For fantasists, optimists and their camarilla of members, victories against the Dons, Eagles, Hawks and Roos will already be penciled in, with a Q-Clash win over the rusty Lions a dream pre-selection.
But for those unwilling to invest in a ‘Suns 4 September’ campaign just yet, there remains a view that not all of these barriers will be cleanly jumped.
Yet, irrespective of which side of Cavill Avenue you stand on, hinging the success of the Suns’ twelfth season on whether they can finally crack a place in the eight or not is completely unhinged.
Still basking in their taming of the Tigers, two of the Suns’ poster boys fronted the cameras for a rare stroll down media street on Monday night.
While bonded together after being taken with the opening pair of selections at the 2019 National Draft, the relationship between Anderson and his little mate, Matt Rowell, was forged well before their shared flight north.
Though the bright lights of the big time and the scorching rays of the Sunshine State are a far cry from their roots in Melbourne’s leafy east, despite their relative inexperience at the level - and in life itself - the pair know a thing or two about team success, having claimed NAB League glory together at the Oakleigh Chargers.
But while all those around him had begun to lose their heads and dream of palatial dining rooms and ensuites complete with bidets, the Gold Coast’s golden child claimed that the club’s foundation was still under construction.
“I think those sort of wins create really good memories, and that’s what footy clubs are built off,” Rowell told Fox Footy.
“I think we’ve got the right people at the footy club now and we’re starting to play some more consistent footy. It was really good to create a really good memory in a game like that. We’ll remember it for a long time.”
Still, a close win at home isn’t sufficient enough of a base to carry double-story frames. A foundation built on sand requires much sterner reinforcing.
When spearhead Ben King hit the deck in early February and grabbed at his right knee, the hearts of those who went chips in for change on the ‘Glitter Strip’ were sure to have been laying even lower.
However, following the on-the-fly emergence of ‘Cholboult’, these same punters are now swimming in their riches.
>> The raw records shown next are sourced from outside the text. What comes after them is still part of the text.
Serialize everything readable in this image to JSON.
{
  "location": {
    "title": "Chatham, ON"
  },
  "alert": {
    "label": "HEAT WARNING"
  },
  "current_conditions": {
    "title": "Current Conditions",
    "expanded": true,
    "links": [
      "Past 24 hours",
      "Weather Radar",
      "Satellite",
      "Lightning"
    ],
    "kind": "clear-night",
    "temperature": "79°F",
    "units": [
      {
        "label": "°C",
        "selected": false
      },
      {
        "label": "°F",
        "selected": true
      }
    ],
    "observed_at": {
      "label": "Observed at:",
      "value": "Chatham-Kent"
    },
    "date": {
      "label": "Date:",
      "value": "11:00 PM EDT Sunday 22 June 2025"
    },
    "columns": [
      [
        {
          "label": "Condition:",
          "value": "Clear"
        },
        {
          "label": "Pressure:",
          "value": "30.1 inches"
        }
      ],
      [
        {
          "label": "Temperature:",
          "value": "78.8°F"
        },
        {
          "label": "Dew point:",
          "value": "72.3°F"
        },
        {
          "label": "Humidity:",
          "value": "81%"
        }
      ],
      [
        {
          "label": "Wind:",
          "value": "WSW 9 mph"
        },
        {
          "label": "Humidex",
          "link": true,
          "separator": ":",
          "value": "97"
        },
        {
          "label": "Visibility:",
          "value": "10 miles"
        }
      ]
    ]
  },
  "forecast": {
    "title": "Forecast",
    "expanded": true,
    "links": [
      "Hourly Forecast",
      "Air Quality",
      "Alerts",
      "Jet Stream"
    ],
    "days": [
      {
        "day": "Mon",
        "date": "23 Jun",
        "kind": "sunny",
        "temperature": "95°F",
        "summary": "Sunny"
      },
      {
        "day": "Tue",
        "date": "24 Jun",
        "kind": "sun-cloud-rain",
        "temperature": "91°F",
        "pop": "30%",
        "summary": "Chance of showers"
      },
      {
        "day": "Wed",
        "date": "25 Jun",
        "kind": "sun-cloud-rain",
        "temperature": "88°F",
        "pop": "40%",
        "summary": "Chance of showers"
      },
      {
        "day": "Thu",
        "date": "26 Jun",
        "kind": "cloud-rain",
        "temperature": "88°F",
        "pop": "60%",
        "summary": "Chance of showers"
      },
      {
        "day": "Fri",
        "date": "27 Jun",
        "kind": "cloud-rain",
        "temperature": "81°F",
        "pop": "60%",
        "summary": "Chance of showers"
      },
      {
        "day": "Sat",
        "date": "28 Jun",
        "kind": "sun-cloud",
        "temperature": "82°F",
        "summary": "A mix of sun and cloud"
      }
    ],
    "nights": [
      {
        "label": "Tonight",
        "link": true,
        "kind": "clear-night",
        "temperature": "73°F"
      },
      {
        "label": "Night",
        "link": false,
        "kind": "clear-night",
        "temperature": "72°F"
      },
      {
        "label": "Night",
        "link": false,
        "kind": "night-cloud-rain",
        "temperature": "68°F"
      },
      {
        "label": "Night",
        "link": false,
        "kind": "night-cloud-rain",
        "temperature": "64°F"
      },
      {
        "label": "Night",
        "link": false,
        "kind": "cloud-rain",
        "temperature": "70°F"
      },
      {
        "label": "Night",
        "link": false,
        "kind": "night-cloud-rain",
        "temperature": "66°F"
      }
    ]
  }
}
The diverse success stories of Alex Davies and Hewago Paul Oea have also warmed hearts and added mettle into a previously transient locker room.
Add in the club’s recommitment to Dew, despite the obvious lure of Alastair Clarkson, and unlike Bart Simpson for a fraction of the mid-90s, there is clearly a soul at Carrara. It has just arrived via unconventional means.
Though the expansion franchise spent their early years trying to mirror those around them by recruiting and retaining high-end talent, their circumstances – both geographic and comparative – have necessitated a more creative approach of late.
Aside from the spiky hair, the safety pins and the scything lyrics, one of the key pillars of punk subculture is the ‘Do It Yourself’ mentality. Whether it be producing fanzines, running open mikes or even pressing their own records, members of the fringe community have long produced results with little more than lint from the pocket and pure determination.
And with the likes of Mabior Chol, Levi Casboult, Nick Holman, Brandon Ellis, Oleg Markov and Jarrod Witts making ends meet off-Broadway without the aid of veteran stars, even if none are likely to own any of their albums, the sextet have, in essence, become the AFL’s answer to 'Bad Religion'.
Asking these tried and tested names to perform whilst acting as mentors to displaced teenagers is not a methodology that outwardly screams success. But with wins in the bank against the ilk of Carlton, Sydney and Fremantle so far this season, the evidence is becoming tougher to refute.
But with their largest victories coming in a far more holistic sense, it would be remiss to let the wins and losses column define the true success of this burgeoning club's season.
While there may be an evident buy-in from Dew’s eclectic crew, the foundation beneath should prove too fresh to stand up under the pressures of September, let alone all of the throes on the road just to get there.